Ectopic TH expression is seen in particular subsets of Purkinje cells, which
form a zebrin II-like stripe array (Figure 2A, B) [42,49,52]. However, the
distribution of TH-immunopositive Purkinje cells did not completely overlapped
with that of the zebrin II-immunopositive Purkinje cells. TH-immunopositive
Purkinje stripes were present in the zebrin II-defined transverse zones, i.e., lobules
VI to VII (central zone) and ventral IX and lobule X (nodular zone) (Figure 2E,
F)[52]. TH-immunopositive Purkinje cell stripes in these regions make an
alternating array to heat-shock protein HSP25 (HSP25)-immunopositive Purkinje
cell stripes (Figure 2F.G) [52]. Since the mutated Cav2.1 channel was expressed
uniformly through all Purkinje cells of the rolling cerebellum [51], the ectopic TH
expression may not be linked with the expression of the mutated Cav2.1 channel.

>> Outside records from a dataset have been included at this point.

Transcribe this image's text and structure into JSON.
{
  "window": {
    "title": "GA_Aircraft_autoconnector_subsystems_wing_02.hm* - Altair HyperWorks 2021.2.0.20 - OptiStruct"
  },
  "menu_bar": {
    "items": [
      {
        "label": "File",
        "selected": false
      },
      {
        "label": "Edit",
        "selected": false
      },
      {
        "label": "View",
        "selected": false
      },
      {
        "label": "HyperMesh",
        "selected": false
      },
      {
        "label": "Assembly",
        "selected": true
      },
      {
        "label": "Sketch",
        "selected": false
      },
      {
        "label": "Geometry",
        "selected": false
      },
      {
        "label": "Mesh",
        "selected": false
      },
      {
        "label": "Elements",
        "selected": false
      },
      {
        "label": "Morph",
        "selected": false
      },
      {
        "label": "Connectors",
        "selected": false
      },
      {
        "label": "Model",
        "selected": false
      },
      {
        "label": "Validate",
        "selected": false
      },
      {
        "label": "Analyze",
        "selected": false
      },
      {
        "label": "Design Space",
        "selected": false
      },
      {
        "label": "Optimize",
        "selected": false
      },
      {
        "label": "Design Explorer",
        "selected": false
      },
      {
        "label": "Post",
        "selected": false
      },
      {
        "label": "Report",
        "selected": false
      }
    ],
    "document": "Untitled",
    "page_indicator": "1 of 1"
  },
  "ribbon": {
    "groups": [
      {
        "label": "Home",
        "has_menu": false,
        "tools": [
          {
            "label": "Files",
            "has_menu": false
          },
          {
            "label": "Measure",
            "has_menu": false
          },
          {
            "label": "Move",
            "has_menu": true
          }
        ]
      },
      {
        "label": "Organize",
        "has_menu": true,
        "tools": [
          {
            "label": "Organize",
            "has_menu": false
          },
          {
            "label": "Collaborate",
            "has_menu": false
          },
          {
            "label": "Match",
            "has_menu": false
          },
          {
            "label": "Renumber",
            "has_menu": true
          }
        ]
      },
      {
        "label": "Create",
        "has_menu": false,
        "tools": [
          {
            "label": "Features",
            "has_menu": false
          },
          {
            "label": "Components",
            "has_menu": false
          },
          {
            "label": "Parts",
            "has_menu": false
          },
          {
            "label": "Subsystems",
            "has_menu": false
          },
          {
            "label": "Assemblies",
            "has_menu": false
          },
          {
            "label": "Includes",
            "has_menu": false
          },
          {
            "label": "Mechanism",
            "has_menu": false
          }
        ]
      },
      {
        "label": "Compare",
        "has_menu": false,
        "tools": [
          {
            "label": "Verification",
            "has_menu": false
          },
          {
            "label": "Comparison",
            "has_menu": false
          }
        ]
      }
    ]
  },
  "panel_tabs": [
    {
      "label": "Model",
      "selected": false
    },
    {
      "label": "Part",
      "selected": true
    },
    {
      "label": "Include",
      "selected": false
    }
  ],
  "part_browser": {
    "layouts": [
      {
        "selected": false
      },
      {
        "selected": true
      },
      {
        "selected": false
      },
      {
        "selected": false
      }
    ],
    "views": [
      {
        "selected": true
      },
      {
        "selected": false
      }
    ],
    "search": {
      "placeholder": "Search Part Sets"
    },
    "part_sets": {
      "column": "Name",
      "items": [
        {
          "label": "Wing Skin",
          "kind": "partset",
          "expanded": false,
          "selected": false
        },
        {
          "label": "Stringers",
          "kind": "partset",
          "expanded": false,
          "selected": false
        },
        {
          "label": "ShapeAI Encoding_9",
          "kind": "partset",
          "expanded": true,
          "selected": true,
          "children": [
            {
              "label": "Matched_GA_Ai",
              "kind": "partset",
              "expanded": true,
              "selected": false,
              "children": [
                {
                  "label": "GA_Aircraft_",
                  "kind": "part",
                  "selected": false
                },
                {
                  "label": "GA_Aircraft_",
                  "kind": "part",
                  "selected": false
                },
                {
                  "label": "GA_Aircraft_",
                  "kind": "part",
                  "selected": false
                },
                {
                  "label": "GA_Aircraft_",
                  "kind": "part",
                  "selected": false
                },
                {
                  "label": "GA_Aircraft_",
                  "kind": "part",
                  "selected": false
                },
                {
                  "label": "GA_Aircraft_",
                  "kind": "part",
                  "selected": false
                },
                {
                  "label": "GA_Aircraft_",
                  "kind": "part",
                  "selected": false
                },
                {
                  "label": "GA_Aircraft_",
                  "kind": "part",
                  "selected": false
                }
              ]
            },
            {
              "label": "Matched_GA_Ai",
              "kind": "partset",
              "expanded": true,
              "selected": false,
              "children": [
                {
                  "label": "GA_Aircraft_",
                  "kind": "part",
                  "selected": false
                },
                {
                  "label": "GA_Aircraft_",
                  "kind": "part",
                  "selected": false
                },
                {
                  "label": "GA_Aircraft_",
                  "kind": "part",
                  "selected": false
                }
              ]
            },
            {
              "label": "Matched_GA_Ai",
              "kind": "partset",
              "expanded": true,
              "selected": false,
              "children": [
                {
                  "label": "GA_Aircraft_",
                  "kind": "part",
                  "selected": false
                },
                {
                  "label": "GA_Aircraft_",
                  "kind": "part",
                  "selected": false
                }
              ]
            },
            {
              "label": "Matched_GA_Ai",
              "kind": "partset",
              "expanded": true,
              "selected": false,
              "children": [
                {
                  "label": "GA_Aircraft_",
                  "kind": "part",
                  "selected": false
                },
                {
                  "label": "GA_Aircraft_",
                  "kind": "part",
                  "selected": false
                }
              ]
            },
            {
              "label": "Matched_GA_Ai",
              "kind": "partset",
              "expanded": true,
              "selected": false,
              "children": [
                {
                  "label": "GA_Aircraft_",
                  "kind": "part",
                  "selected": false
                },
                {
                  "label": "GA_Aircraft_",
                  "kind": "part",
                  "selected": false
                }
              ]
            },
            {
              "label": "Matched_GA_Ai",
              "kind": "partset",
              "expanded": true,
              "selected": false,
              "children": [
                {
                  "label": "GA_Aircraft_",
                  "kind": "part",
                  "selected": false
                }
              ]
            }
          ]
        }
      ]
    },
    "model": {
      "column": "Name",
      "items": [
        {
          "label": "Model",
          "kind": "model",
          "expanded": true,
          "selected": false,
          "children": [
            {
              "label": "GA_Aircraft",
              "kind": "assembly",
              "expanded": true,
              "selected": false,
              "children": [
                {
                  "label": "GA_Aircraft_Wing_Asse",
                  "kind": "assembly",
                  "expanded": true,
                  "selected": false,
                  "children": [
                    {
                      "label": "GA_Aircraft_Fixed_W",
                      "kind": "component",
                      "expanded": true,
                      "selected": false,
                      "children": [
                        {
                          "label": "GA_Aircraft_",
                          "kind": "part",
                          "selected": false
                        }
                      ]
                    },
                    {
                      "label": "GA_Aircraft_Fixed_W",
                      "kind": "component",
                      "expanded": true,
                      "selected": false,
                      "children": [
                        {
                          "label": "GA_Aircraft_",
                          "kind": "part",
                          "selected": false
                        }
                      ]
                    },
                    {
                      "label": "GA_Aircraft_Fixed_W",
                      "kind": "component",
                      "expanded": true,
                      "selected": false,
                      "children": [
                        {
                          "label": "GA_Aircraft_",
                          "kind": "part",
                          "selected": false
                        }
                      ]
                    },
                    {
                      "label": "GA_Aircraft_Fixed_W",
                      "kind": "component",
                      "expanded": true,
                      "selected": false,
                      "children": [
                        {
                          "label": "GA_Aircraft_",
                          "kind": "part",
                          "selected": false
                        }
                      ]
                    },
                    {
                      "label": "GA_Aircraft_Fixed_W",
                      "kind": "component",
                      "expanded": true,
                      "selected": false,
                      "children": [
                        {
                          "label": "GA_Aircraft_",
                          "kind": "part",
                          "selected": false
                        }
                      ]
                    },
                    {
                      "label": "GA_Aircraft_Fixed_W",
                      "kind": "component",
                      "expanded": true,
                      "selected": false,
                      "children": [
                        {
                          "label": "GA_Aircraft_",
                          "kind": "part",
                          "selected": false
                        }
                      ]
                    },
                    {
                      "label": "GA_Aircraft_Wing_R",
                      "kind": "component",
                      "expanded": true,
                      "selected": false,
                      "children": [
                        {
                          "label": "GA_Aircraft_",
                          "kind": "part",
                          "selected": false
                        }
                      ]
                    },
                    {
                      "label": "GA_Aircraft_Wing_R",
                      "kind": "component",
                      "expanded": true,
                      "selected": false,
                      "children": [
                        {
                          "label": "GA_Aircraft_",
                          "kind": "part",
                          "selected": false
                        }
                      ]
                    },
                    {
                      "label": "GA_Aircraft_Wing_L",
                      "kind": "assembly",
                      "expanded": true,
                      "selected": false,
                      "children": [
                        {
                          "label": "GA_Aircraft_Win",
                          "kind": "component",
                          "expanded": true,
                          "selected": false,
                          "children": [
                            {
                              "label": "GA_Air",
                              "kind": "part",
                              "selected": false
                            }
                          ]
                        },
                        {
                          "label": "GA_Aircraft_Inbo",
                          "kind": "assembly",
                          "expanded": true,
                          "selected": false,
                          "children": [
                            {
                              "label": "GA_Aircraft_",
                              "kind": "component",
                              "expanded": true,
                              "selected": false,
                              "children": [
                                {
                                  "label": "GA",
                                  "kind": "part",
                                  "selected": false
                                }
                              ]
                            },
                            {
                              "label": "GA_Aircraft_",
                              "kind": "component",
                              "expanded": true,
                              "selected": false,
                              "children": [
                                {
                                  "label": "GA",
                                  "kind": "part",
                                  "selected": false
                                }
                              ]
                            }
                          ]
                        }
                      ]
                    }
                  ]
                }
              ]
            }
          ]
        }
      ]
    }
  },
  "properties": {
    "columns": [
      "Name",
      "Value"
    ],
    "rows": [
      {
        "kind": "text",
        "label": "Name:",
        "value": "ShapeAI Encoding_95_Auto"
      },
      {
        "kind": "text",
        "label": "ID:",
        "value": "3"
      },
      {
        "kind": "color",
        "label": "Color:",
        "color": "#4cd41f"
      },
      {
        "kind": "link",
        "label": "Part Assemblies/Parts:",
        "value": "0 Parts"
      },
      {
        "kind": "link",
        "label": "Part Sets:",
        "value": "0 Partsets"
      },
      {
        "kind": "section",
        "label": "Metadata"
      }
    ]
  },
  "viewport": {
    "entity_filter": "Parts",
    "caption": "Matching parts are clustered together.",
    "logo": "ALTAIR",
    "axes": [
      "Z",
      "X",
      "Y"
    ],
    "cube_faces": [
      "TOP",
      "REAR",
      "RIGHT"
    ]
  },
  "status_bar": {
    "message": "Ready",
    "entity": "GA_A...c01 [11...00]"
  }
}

The ectopic TH expression in the rolling Purkinje cells may be related to the
corticotropin-releasing factor (CRF) immunopositive-climbing fiber projections
(see next section).
5. Innervation of CRF-Immunopositive climbing fibers
CRF serves as a neuromodulator in normal cerebellar circuits to enhance the
glutamate sensitivity and reduce the GABA sensitivity of Purkinje cells [3,5] by
suppressing the afterhyperpolarization [13]. It is also known that the CRF from
climbing fibers serves a critical role in the induction of long-term depression
(LTD) at the parallel fiber synapses of Purkinje cells [24]. In normal mice,
CRF-immunopositive climbing fibers are organized into parasagittal stripes in the
cerebellum that resemble the zebrin II-positive Purkinje cell stripes [18,45]. Our
previous studies revealed an enhanced CRF immunostaining in the climbing fiber
subsets without changes in the overall distribution (Figure 3)[53], and an
increased expression of CRF mRNA in the inferior olivary origin of these
CRF-positive climbing fibers in rolling mice [48]. Therefore, increased levels of
CRF in the climbing fibers of the rolling mouse cerebellum may alter the
excitability and/or LTD induction of the Purkinje cells.
164
K. Sawada and Y. Fukui
Our previous immunohistochemical study also revealed that the ectopic TH
expression in the rolling Purkinje cells appeared corresponding to the terminal
fields of CRF-immunopositive climbing fibers (Figure 3) [53]. Therefore, the
ectopic TH expression in the rolling Purkinje cells may not be linked with the
mutated Cav 2.1 expression, and may rather involve increased levels of CRF in a
particular component of olivocerebellar tracts.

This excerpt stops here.